Wyświetl Pojedyńczy Post
Stary 02-03-2016, 21:16   #9
Turin Turambar
 
Turin Turambar's Avatar
 
Reputacja: 1 Turin Turambar ma wspaniałą reputacjęTurin Turambar ma wspaniałą reputacjęTurin Turambar ma wspaniałą reputacjęTurin Turambar ma wspaniałą reputacjęTurin Turambar ma wspaniałą reputacjęTurin Turambar ma wspaniałą reputacjęTurin Turambar ma wspaniałą reputacjęTurin Turambar ma wspaniałą reputacjęTurin Turambar ma wspaniałą reputacjęTurin Turambar ma wspaniałą reputacjęTurin Turambar ma wspaniałą reputację
Po wizji i wymianie zdań między kobietami w ładowni atmosfera była bardzo gęsta. Meetra mocno się zastanawiała nad następnym krokiem. Wreszcie ciszę przerwała Ori nieśmiałym pytaniem:
- Mistrzyni…?
Surik podjęła decyzję.
- Nie ma czasu do stracenia - oparła ręce o biodra. - Lecicie z nami. - powiedziała do padawanów. - Nie mam czasu na zabawę w taksówkę. Poza tym może rzeczywiście się czegoś poduczycie - dodała nieco łagodniejszym tonem.

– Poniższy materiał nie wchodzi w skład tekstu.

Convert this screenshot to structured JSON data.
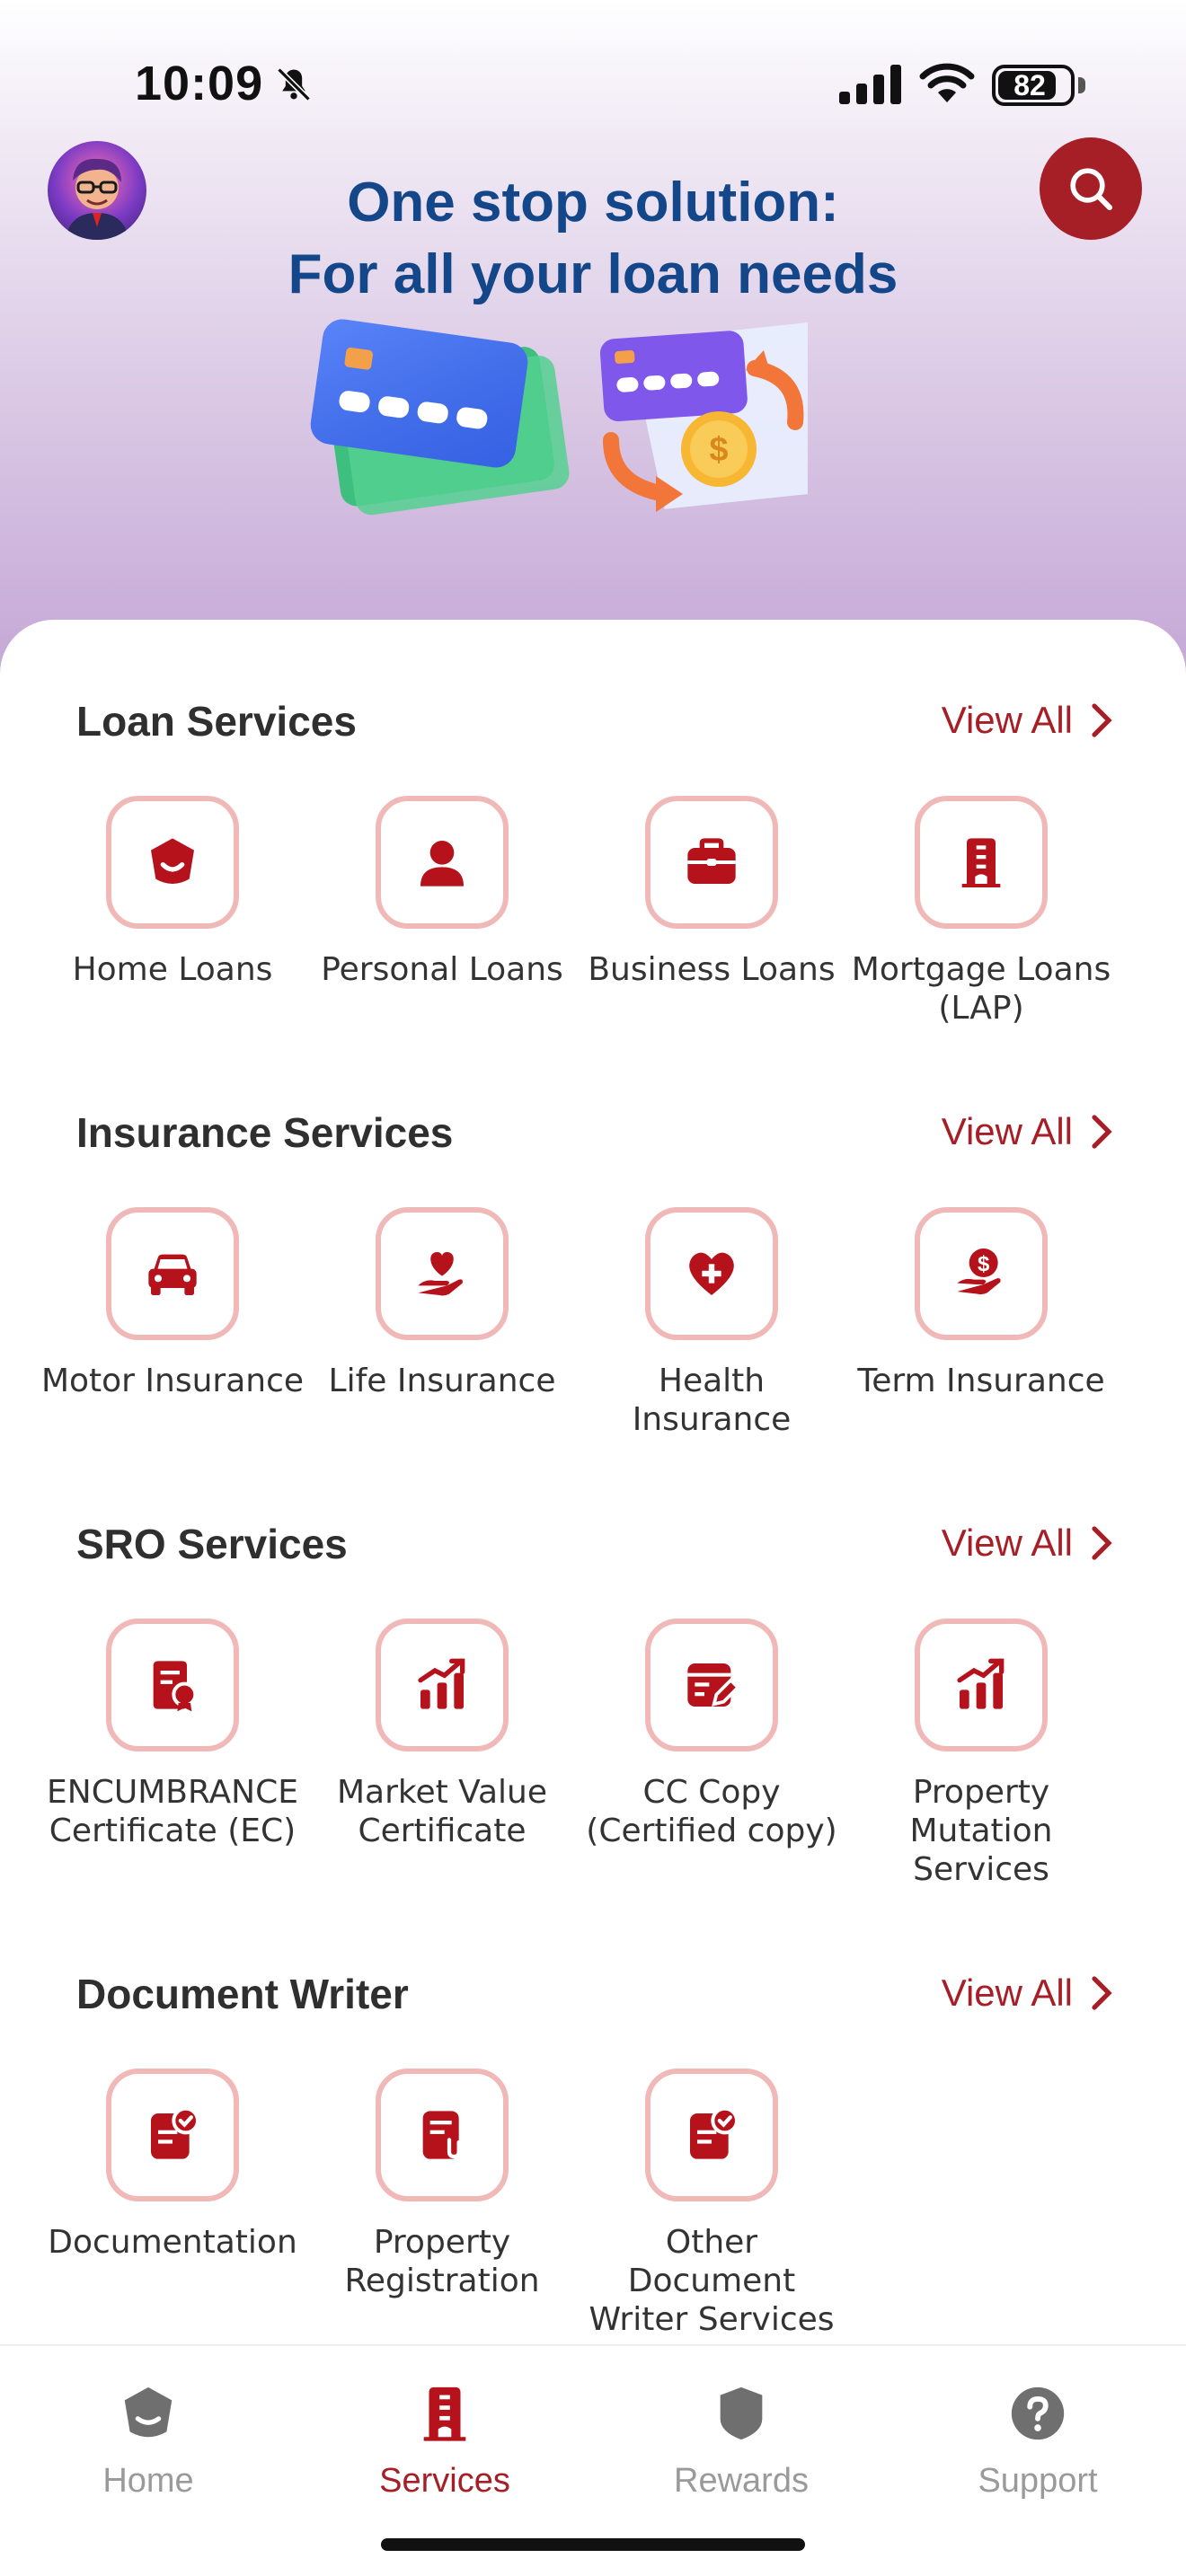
{
  "status_bar": {
    "time": "10:09",
    "battery": "82",
    "battery_level": 0.82
  },
  "banner": {
    "line1": "One stop solution:",
    "line2": "For all your loan needs"
  },
  "sections": [
    {
      "title": "Loan Services",
      "view_all": "View All",
      "items": [
        {
          "label": "Home Loans",
          "icon": "home-shield-icon"
        },
        {
          "label": "Personal Loans",
          "icon": "person-icon"
        },
        {
          "label": "Business Loans",
          "icon": "briefcase-icon"
        },
        {
          "label": "Mortgage Loans (LAP)",
          "icon": "building-icon"
        }
      ]
    },
    {
      "title": "Insurance Services",
      "view_all": "View All",
      "items": [
        {
          "label": "Motor Insurance",
          "icon": "car-icon"
        },
        {
          "label": "Life Insurance",
          "icon": "hand-heart-icon"
        },
        {
          "label": "Health Insurance",
          "icon": "heart-plus-icon"
        },
        {
          "label": "Term Insurance",
          "icon": "hand-dollar-icon"
        }
      ]
    },
    {
      "title": "SRO Services",
      "view_all": "View All",
      "items": [
        {
          "label": "ENCUMBRANCE Certificate (EC)",
          "icon": "certificate-icon"
        },
        {
          "label": "Market Value Certificate",
          "icon": "bar-chart-icon"
        },
        {
          "label": "CC Copy (Certified copy)",
          "icon": "form-edit-icon"
        },
        {
          "label": "Property Mutation Services",
          "icon": "trend-chart-icon"
        }
      ]
    },
    {
      "title": "Document Writer",
      "view_all": "View All",
      "items": [
        {
          "label": "Documentation",
          "icon": "doc-check-icon"
        },
        {
          "label": "Property Registration",
          "icon": "doc-attach-icon"
        },
        {
          "label": "Other Document Writer Services",
          "icon": "doc-check-icon"
        }
      ]
    }
  ],
  "bottom_nav": [
    {
      "label": "Home",
      "icon": "home-shield-icon",
      "active": false
    },
    {
      "label": "Services",
      "icon": "building-icon",
      "active": true
    },
    {
      "label": "Rewards",
      "icon": "badge-icon",
      "active": false
    },
    {
      "label": "Support",
      "icon": "question-icon",
      "active": false
    }
  ],
  "colors": {
    "brand": "#a61e26",
    "headline": "#14478a",
    "icon_border": "#f1b8b8"
  }
}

Oczy twileczki rozszerzyły się i ona sama zacisnęła swoje pięści w niemej radości. Vlad, który powoli dochodził do siebie również uśmiechnął się pod swoim bujnym wąsem. Oto przed nimi jawiła się okazja jakiej nie będzie miał żaden z ich towarzyszy z Akademii. Podróżowanie i prawdopodobnie trening z ostatnią i jednocześnie pierwszą z Jedi – Meetrą Surik.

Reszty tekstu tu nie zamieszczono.